As for using 1e-4 to train SwinIR-BIX2, I never tried it before. Your observation is really surprising! According to my experience, the learning rate doesn't have much impact if you decrease it gradually. Maybe Transformers have different characteristics compared with CNNs in learning rate selection.

@Senwang98 Thank you for your reporting. Can you post more details here? Is it classical SR or lightweight SR? What are your PSNR values on five benchmarks? Is your network architecture identical to ours (seemodels/network_swinir.py)?

I will try it and validate your finding~~ My results will be updated here.

@JingyunLiang
Thanks for your quick reply!
The result is found on CNNs network. I am not sure the code is wrong because I used to use EDSR-pytorch repo to train my model.
Several days ago, I conducted an experiment on RCAN, I use RCAN-BIX2.pt (which is 1e-4 for training and decay half per 200000 iters), then I used 1e-5 to fine-tune the RCAN-BIX4(In this time, I didn't decay learning rate per 200000 iters. That is to say I use 1e-5 for the whole training without changing lr!)
I think you are expert in this field, so do you think this is training trick cheating?
If I change the lr when train BIX4, the result is ok. If I use a much small lr to train and don't change lr, the final result is better(For RCAN, the BIX4-Manga109 performance can improve from 31.22 to round 31.45).
Can you give me some suggestions?(I don't mean your swinIR is wrong, I just want to explain this strange thing!)
Thanks for your interesting work again, and maybe you can use siwnIR-BIX2 to fine-tune BIX4 without change lr during training!
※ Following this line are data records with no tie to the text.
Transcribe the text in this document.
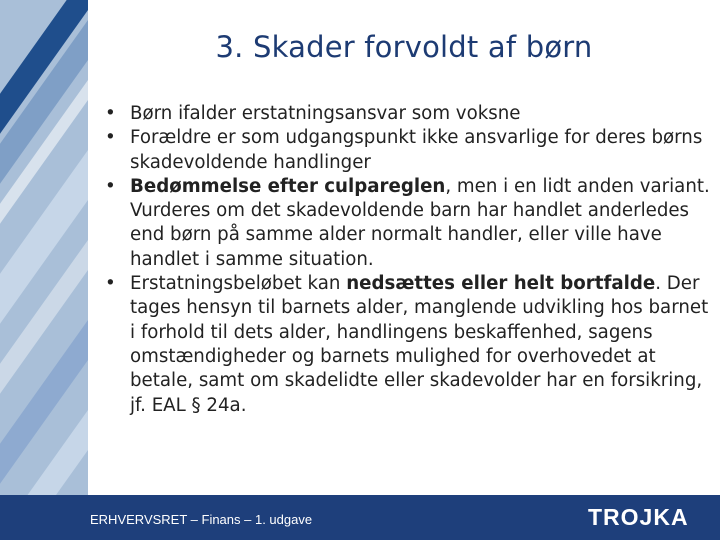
3. Skader forvoldt af børn
• Børn ifalder erstatningsansvar som voksne
• Forældre er som udgangspunkt ikke ansvarlige for deres børns skadevoldende handlinger
• Bedømmelse efter culpareglen, men i en lidt anden variant. Vurderes om det skadevoldende barn har handlet anderledes end børn på samme alder normalt handler, eller ville have handlet i samme situation.
• Erstatningsbeløbet kan nedsættes eller helt bortfalde. Der tages hensyn til barnets alder, manglende udvikling hos barnet i forhold til dets alder, handlingens beskaffenhed, sagens omstændigheder og barnets mulighed for overhovedet at betale, samt om skadelidte eller skadevolder har en forsikring, jf. EAL § 24a.
ERHVERVSRET – Finans – 1. udgave	TROJKA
It is possible for RCAN as it is a very deep network and should have strong representation ability. Better training strategy or longer training time may help.

In my view, if all other settings are the same as original RCAN (same datasets, same patch size, same training iterations, same optimizer, etc.), changing the lr could be a good trick. I think it is fair. If it is useful for all other CNNs, all future works should use this strategy from then on! However, maybe we should point the lr strategy out in the paper and do some ablation studies if we compare it with these old methods.
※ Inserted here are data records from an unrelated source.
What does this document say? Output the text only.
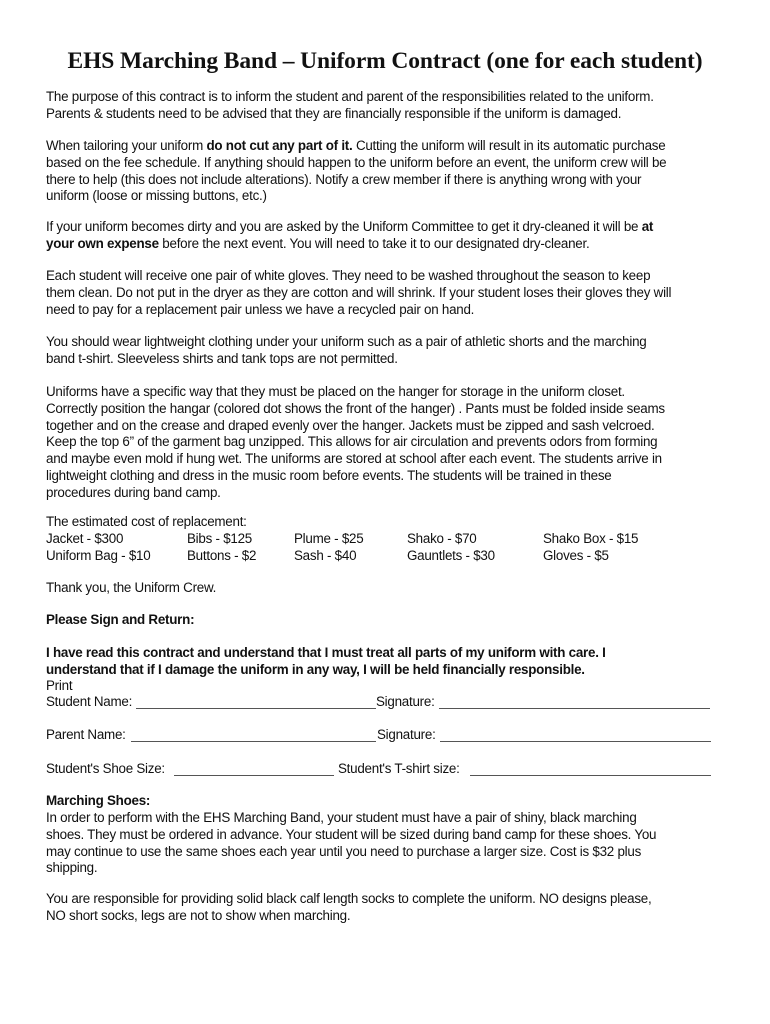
EHS Marching Band – Uniform Contract (one for each student)

The purpose of this contract is to inform the student and parent of the responsibilities related to the uniform.
Parents & students need to be advised that they are financially responsible if the uniform is damaged.

When tailoring your uniform do not cut any part of it. Cutting the uniform will result in its automatic purchase
based on the fee schedule. If anything should happen to the uniform before an event, the uniform crew will be
there to help (this does not include alterations). Notify a crew member if there is anything wrong with your
uniform (loose or missing buttons, etc.)

If your uniform becomes dirty and you are asked by the Uniform Committee to get it dry-cleaned it will be at
your own expense before the next event. You will need to take it to our designated dry-cleaner.

Each student will receive one pair of white gloves. They need to be washed throughout the season to keep
them clean. Do not put in the dryer as they are cotton and will shrink. If your student loses their gloves they will
need to pay for a replacement pair unless we have a recycled pair on hand.

You should wear lightweight clothing under your uniform such as a pair of athletic shorts and the marching
band t-shirt. Sleeveless shirts and tank tops are not permitted.

Uniforms have a specific way that they must be placed on the hanger for storage in the uniform closet.
Correctly position the hangar (colored dot shows the front of the hanger) . Pants must be folded inside seams
together and on the crease and draped evenly over the hanger. Jackets must be zipped and sash velcroed.
Keep the top 6” of the garment bag unzipped. This allows for air circulation and prevents odors from forming
and maybe even mold if hung wet. The uniforms are stored at school after each event. The students arrive in
lightweight clothing and dress in the music room before events. The students will be trained in these
procedures during band camp.

The estimated cost of replacement:

Jacket - $300	Bibs - $125	Plume - $25	Shako - $70	Shako Box - $15
Uniform Bag - $10	Buttons - $2	Sash - $40	Gauntlets - $30	Gloves - $5

Thank you, the Uniform Crew.

Please Sign and Return:

I have read this contract and understand that I must treat all parts of my uniform with care. I
understand that if I damage the uniform in any way, I will be held financially responsible.

Print

Student Name:	Signature:
Parent Name:	Signature:
Student's Shoe Size:	Student's T-shirt size:

Marching Shoes:

In order to perform with the EHS Marching Band, your student must have a pair of shiny, black marching
shoes. They must be ordered in advance. Your student will be sized during band camp for these shoes. You
may continue to use the same shoes each year until you need to purchase a larger size. Cost is $32 plus
shipping.

You are responsible for providing solid black calf length socks to complete the uniform. NO designs please,
NO short socks, legs are not to show when marching.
As for your advice on fine-tuning SwinIR-BIX4 by using fixed lr (1e-5), I will try it and keep you updated. Thank you.

@JingyunLiang
Yes, you are wright, this training setting should be reported in paper and some study should also be done to support this trick.
I will test training other cnn-based later. If it acturally works, I will tell you.
Thanks for your reply!

  • Update: I compared three kinds of learning rate strategies when finetuning x4 from x2 classical SR models.
Case Init LR LR_step Set5 Set14 BSD100 Urban100 Manga109
1 (used in the paper) 1e-4 [125000, 200000, 225000, 237500] (total_iter=250000) 32.72/0.9021 28.94/0.7914 27.83/0.7459 27.07/0.8164 31.67/0.9226
2 1e-5 [None] (total_iter=250000) 32.69/0.9018 28.96/0.7920 27.84/0.7463 27.07/0.8165 31.73/0.9227
3 1e-5 [None] (total_iter=500000) 32.69/0.9020 28.96/0.7918 27.84/0.7462 27.08/0.8168 31.69/0.9228
  • Conclusion: We get a PSNR improvement from -0.03 to 0.06. Using the second lr strategy (fix the lr to 1e-5 for x4 fine-tuning) is only slightly better.

@JingyunLiang
Ok, I will check. Maybe it is more useful for CNN-based model. (Alough I think this strategy should not work, the results are relly better in my repo 23333333. )

Feel free to open it if you have more questions.